A new family of antibiotics could help knock down drug-resistant bacteria, according to a study done in mice.
The new group of antibiotic compounds were able to kill particular cells of methicillin-resistant Staphylococcus aureus (MRSA) that are usually unaffected by common forms of antibiotics. With antimicrobial resistance an increasingly serious threat to global public health, it’s hoped the study will aid the development of new antibiotics.
The Science Media Centre asked experts to comment on the research. The study was published today in Nature.
Associate Professor Siouxsie Wiles, microbiologist, University of Auckland, comments:
“In their paper, Wooseong Kim and colleagues describe what could one day turn into a new class of antibiotics, which is exciting news given the catastrophic future we face due to antibiotic-resistant ‘superbugs’.
“The researchers have shown that their experimental antibiotics may prove useful for treating infections caused by the ‘superbug’ methicillin-resistant Staphylococcus aureus, more commonly known as MRSA. This is good news for us here in Aotearoa New Zealand, as our rates of S. aureus disease are among the highest in the developed world.
“But let’s not get too excited just yet. While the press release leads with the claim that the new compounds can kill MRSA in infected mice, a closer look at the actual data shows that this claim might not quite mean what people think it means. The antibiotics reduced the number of MRSA in the mice from about 1 billion to 50 million, which is still plenty of bacteria!
“What stands out to me about the study is the elegant way the researchers identified the new compounds – infecting microscopic worms with MRSA and then adding compounds to see if any of them helped the worms survive being infected. It also shows the scale of the work being done around the world to try to identify new classes of antibiotics.
“These researchers tested 82,000 compounds, identifying 185 that looked promising. From those came the two compounds they describe in this work. Now it’s fingers crossed those compounds can be improved upon so they can beat the odds and make it through animal and human trials and into the clinic. And even if they do, MRSA is just one of the superbugs that threaten to bring about the end of modern medicine as we know it.”
Dr Heather Hendrickson, Senior Lecturer in Molecular Bioscience, Massey University:
“The new paper from Kim and colleagues takes some nice steps towards measuring the effectiveness of an often overlooked class of potential antimicrobials against Methicillin-Resistant Staphylococcus aureus (MRSA).

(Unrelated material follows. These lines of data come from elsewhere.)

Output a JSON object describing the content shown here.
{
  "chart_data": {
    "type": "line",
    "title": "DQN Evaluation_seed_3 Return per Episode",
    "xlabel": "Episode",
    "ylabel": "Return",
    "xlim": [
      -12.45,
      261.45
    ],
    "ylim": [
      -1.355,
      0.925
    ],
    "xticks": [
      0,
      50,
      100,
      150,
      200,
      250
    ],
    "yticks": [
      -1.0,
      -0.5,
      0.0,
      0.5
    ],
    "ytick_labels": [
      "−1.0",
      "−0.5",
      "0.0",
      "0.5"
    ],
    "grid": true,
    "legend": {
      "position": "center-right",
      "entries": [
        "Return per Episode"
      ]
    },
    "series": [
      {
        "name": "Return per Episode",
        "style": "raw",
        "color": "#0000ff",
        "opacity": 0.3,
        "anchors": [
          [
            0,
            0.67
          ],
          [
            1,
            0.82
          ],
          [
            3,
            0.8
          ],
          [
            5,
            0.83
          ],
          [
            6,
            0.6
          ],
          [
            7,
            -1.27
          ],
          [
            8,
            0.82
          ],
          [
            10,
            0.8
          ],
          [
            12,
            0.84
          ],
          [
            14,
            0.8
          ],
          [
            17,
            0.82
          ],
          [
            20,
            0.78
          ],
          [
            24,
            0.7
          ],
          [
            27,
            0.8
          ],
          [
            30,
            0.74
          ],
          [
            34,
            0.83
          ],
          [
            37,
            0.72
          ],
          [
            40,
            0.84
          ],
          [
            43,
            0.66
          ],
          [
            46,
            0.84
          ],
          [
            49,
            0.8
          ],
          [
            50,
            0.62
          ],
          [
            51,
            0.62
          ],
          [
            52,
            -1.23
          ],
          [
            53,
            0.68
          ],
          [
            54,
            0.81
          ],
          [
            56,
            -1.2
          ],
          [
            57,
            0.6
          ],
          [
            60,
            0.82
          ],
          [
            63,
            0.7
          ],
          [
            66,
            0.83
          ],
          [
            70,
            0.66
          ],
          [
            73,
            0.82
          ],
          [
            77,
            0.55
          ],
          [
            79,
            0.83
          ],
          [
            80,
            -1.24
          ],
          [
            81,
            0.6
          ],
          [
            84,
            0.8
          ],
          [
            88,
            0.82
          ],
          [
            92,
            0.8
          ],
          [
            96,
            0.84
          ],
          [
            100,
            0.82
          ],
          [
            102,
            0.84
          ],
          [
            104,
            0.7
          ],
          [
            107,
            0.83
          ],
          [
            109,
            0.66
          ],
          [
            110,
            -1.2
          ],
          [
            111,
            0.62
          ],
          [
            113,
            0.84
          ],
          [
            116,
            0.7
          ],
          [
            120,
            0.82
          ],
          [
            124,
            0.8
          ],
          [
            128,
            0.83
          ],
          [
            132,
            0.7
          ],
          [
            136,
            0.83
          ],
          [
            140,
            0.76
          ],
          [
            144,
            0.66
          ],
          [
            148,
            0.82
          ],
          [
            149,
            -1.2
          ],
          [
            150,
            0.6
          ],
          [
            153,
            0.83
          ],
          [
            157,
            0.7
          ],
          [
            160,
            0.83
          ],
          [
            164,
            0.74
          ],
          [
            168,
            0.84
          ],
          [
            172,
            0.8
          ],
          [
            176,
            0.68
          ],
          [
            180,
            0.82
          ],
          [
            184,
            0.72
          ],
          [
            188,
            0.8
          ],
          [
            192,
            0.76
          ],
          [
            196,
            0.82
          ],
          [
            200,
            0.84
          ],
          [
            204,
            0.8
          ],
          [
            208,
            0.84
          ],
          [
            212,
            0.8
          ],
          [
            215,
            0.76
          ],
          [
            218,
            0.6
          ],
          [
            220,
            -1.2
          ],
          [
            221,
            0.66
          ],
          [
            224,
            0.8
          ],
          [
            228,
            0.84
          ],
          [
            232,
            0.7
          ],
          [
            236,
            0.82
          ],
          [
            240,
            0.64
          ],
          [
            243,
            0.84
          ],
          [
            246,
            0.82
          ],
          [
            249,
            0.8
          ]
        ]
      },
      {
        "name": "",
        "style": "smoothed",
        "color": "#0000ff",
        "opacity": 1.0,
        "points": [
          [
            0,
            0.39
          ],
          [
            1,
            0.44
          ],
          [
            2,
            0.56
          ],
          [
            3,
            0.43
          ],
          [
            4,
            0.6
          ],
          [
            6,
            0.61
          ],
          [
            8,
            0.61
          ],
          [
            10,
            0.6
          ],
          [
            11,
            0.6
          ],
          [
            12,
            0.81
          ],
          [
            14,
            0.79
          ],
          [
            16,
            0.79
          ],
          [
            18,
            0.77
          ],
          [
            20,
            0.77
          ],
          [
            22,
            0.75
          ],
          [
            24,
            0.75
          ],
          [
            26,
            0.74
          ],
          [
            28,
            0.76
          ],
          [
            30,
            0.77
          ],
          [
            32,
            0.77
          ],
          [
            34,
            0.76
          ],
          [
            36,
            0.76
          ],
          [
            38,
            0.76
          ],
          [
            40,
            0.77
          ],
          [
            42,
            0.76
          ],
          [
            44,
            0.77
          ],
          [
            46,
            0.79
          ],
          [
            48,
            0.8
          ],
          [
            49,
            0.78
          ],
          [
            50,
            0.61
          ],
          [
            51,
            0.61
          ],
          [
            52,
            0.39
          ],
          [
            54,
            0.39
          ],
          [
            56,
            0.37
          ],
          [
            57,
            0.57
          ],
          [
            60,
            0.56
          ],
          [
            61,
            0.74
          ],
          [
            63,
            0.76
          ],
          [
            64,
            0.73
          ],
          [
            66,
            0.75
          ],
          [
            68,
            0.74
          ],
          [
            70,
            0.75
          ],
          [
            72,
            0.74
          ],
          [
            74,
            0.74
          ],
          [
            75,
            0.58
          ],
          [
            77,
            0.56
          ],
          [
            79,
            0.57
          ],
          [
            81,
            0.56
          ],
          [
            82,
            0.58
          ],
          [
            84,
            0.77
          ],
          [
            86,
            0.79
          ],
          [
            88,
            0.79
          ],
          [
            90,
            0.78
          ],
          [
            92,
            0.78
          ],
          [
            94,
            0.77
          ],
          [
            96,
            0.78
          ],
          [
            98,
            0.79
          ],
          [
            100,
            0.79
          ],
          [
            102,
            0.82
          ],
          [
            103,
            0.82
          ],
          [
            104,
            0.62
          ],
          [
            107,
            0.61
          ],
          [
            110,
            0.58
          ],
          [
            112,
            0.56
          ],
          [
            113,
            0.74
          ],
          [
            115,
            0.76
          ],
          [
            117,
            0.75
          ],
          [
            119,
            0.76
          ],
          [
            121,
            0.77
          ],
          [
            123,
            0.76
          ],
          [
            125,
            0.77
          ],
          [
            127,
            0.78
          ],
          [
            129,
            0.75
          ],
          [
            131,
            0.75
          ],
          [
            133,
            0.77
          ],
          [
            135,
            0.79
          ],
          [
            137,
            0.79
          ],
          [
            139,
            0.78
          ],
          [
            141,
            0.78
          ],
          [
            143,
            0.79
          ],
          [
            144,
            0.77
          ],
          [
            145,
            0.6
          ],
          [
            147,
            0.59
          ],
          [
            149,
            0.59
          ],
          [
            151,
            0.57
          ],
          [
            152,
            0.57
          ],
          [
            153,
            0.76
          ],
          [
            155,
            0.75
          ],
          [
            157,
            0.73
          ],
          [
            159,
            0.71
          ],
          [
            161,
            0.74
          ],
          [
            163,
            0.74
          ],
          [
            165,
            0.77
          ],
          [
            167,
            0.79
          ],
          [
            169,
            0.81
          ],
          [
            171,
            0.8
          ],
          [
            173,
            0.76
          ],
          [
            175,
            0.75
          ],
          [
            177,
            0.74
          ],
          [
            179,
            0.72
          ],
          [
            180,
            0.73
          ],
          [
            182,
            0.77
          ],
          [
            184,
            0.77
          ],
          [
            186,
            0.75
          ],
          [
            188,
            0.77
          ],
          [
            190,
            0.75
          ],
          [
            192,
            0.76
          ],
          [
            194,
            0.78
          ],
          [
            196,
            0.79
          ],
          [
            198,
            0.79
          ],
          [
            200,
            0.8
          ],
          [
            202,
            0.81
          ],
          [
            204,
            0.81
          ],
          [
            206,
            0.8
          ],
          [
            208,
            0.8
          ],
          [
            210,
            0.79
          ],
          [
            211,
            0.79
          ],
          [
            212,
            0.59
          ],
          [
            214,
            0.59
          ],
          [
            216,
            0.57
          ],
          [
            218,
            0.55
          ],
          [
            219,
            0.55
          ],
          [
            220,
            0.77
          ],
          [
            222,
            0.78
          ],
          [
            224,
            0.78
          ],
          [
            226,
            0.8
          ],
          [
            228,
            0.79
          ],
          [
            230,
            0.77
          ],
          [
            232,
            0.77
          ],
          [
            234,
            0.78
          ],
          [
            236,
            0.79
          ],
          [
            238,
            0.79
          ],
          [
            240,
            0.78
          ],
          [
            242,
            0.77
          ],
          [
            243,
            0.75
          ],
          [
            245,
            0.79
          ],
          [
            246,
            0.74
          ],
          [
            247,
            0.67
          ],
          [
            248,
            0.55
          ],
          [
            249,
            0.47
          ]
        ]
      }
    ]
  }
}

“They started with a massive screen of small synthetic molecules (over 82,000 of them) and came up with 185 candidates that allowed tiny worms called Caenorhabditis elegans to survive when they were in the presence of infectious MRSA bacteria. In the initial test, if the worms lived, the well was dark. But if the worms had died, the well they had been put in would light up with a fluorescent stain. The scale and simplicity of this screen was impressive and powerful.
“They focussed on a pair of man-made compounds that are structurally related to vitamin A called synthetic retinoids. In order to learn how the molecules work, they looked at how the molecules reacted to bacterial membranes in computer simulations and found that they disrupt the membranes.
“Membranes are an interesting target for antibacterial compounds because they act as both the battery, or power source, and the boundary of these cells and are hard for bacteria to fix through mutation. This may be part of the reason that when the authors evolved the bacteria in the presence of the retinoid molecules, MRSA and other similar bacteria did not evolve resistance easily. This is good news.
“Some of the most troubling bacterial cells in an infection are those that are in a semi-resting state and are therefore not killed or affected by normal antibiotics. The researchers tested their molecules against this group of bacteria, called ‘persisters’, and found that the retinoid could dramatically reduce the numbers of these persister cells within four hours.
“These antibiotic molecules are not ready for the big time yet, but the authors make a point of noting that even though some similar molecules are toxic, it is worth looking into this sort of action towards the membranes of the bacterial cells for antimicrobials. They have the potential to be effective, especially when combined with other antibiotics like gentamycin. The degree to which the bacteria remained susceptible to the retinoids, even after a long period of exposure, was also very promising.
“MRSA did not easily evolve worrying levels of resistance to these retinoids and that is an important feature in the hunt for new antimicrobials.”